The eureka moment happened in a shower stall in Chapel Hill.

Then-UNC sophomore Ritwik Pavan was running late, showering quickly so he could make a meeting.

“I was thinking about how frustrating it would be to have to park on Franklin Street,” he said. Somewhere between shampoo rinses, that frustration became an idea – one he would write down as soon as he dried off. Flash forward through several brainstorming sessions, and that idea became a startup, Vade.

Over the past several months, its technology has been analyzing loading zones in Raleigh. It’s being used in Florida to track vacant parking spaces at rest stops for truck drivers along interstates. Soon, it will be piloted in the city of Austin, Texas. Eight cities are using the technology, “and plenty on the waiting list,” Pavan said.

And it’s just getting started, having raised a little under $1.5 million in growth capital, including a $428,000 round last year.

In an interview, Pavan, who co-founded the company alongside his dorm neighbor Matty Schaefer and N.C. State University entrepreneur Christian Burke, talks about the trajectory, from a parking app idea to an urban planning tool, and why flexibility is key when it comes to finding a market for innovation.

The technology started with three friends. Pavan and Schaefer had met during an admission program for the university’s business school before winding up, randomly, with dorms on the same residence hall floor. Pavan met Burke his sophomore year – having heard about his success making, of all things, “fidget spinners.”

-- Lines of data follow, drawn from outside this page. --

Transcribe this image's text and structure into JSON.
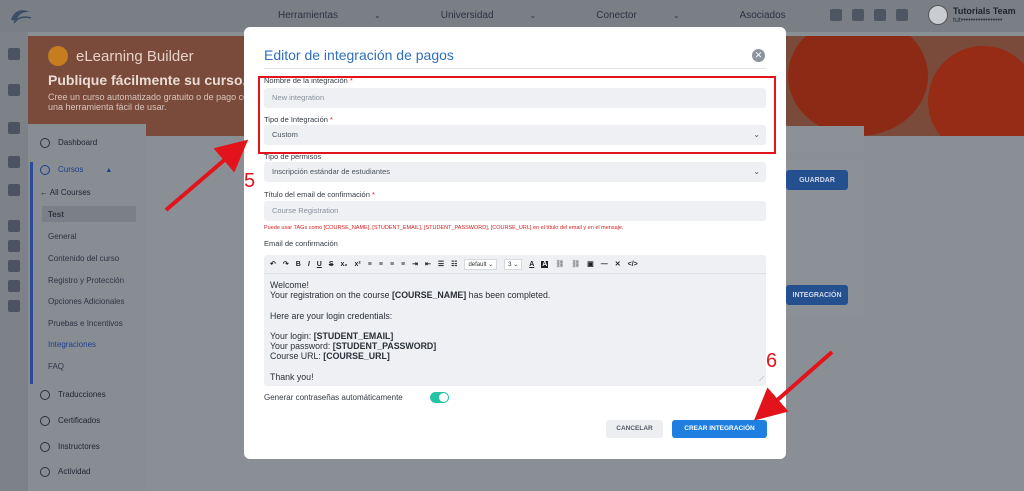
{
  "topbar": {
    "nav": [
      "Herramientas",
      "Universidad",
      "Conector",
      "Asociados"
    ],
    "user_name": "Tutorials Team",
    "user_sub": "tut•••••••••••••••••"
  },
  "hero": {
    "title": "eLearning Builder",
    "subtitle": "Publique fácilmente su curso.",
    "description": "Cree un curso automatizado gratuito o de pago con una herramienta fácil de usar."
  },
  "sidebar": {
    "dashboard": "Dashboard",
    "cursos": "Cursos",
    "all_courses": "All Courses",
    "test": "Test",
    "items": [
      "General",
      "Contenido del curso",
      "Registro y Protección",
      "Opciones Adicionales",
      "Pruebas e Incentivos",
      "Integraciones",
      "FAQ"
    ],
    "traducciones": "Traducciones",
    "certificados": "Certificados",
    "instructores": "Instructores",
    "actividad": "Actividad"
  },
  "background": {
    "guardar": "GUARDAR",
    "integracion": "INTEGRACIÓN"
  },
  "modal": {
    "title": "Editor de integración de pagos",
    "name_label": "Nombre de la integración",
    "name_placeholder": "New integration",
    "type_label": "Tipo de Integración",
    "type_value": "Custom",
    "perm_label": "Tipo de permisos",
    "perm_value": "Inscripción estándar de estudiantes",
    "email_title_label": "Título del email de confirmación",
    "email_title_placeholder": "Course Registration",
    "warning": "Puede usar TAGs como [COURSE_NAME], [STUDENT_EMAIL], [STUDENT_PASSWORD], [COURSE_URL] en el título del email y en el mensaje.",
    "email_label": "Email de confirmación",
    "toolbar": {
      "font": "default",
      "size": "3"
    },
    "email_body": {
      "welcome": "Welcome!",
      "line1_pre": "Your registration on the course ",
      "line1_tag": "[COURSE_NAME]",
      "line1_post": " has been completed.",
      "line2": "Here are your login credentials:",
      "login_pre": "Your login: ",
      "login_tag": "[STUDENT_EMAIL]",
      "pass_pre": "Your password: ",
      "pass_tag": "[STUDENT_PASSWORD]",
      "url_pre": "Course URL: ",
      "url_tag": "[COURSE_URL]",
      "thanks": "Thank you!"
    },
    "toggle_label": "Generar contraseñas automáticamente",
    "cancel": "CANCELAR",
    "create": "CREAR INTEGRACIÓN"
  },
  "annotations": {
    "step5": "5",
    "step6": "6",
    "color": "#e3131b"
  }
}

“It was really cool,” Pavan recalls.

The friends had the entrepreneurial itch long before they started Vade. They used to brainstorm random ideas – from real estate ventures to startups that just never appeared ready to move off the white board. Then came the shower idea. Pavan’s co-founders thought it had legs. They were frustrated with parking too. So were the Chapel Hill residents Pavan felt out. But the trio realized it was a much bigger idea than just Chapel Hill, as parking frustrations are practically universal. The problem seemed set – it was just what to do about it, and how to leverage a solution into a business.

Flexibility would be key.

In the early discussions, they explored possibly allowing for the rental of private lots and city residents’ own parking spaces to tackle parking availability – but they shifted their idea when they realized the potential liabilities. They decided the best way to tackle the problem was by targeting the metros themselves.

And that’s when it really started to click. Cities wanted to understand how their curbs were being utilized so that they could make decisions. So Vade stepped up to collect the data.

In Raleigh, it has solar powered cameras set up at Loading Zones.

“We’re providing them with a dashboard,” Pavan said. It contains information on what kinds of vehicles stop at the loading zones, how long they stay, how many arrive an hour. The data is collected and the images are deleted to protect privacy. “The images aren’t being used for any Big Brother-type stuff.”

The City of Raleigh uses the information to make decisions about curb use downtown. And Pavan hopes to leverage its discussions with Raleigh to expand the partnership, perhaps offering some kind of service that would help citizens find parking spots.

By switching the focus from just parking to curb use, Vade opens up a lot more use cases, Pavan said. And that puts the company in the position of being able to make analytics pitches to multiple metros. More than 30 cities are on a waitlist to be considered for the next pilot project, he said.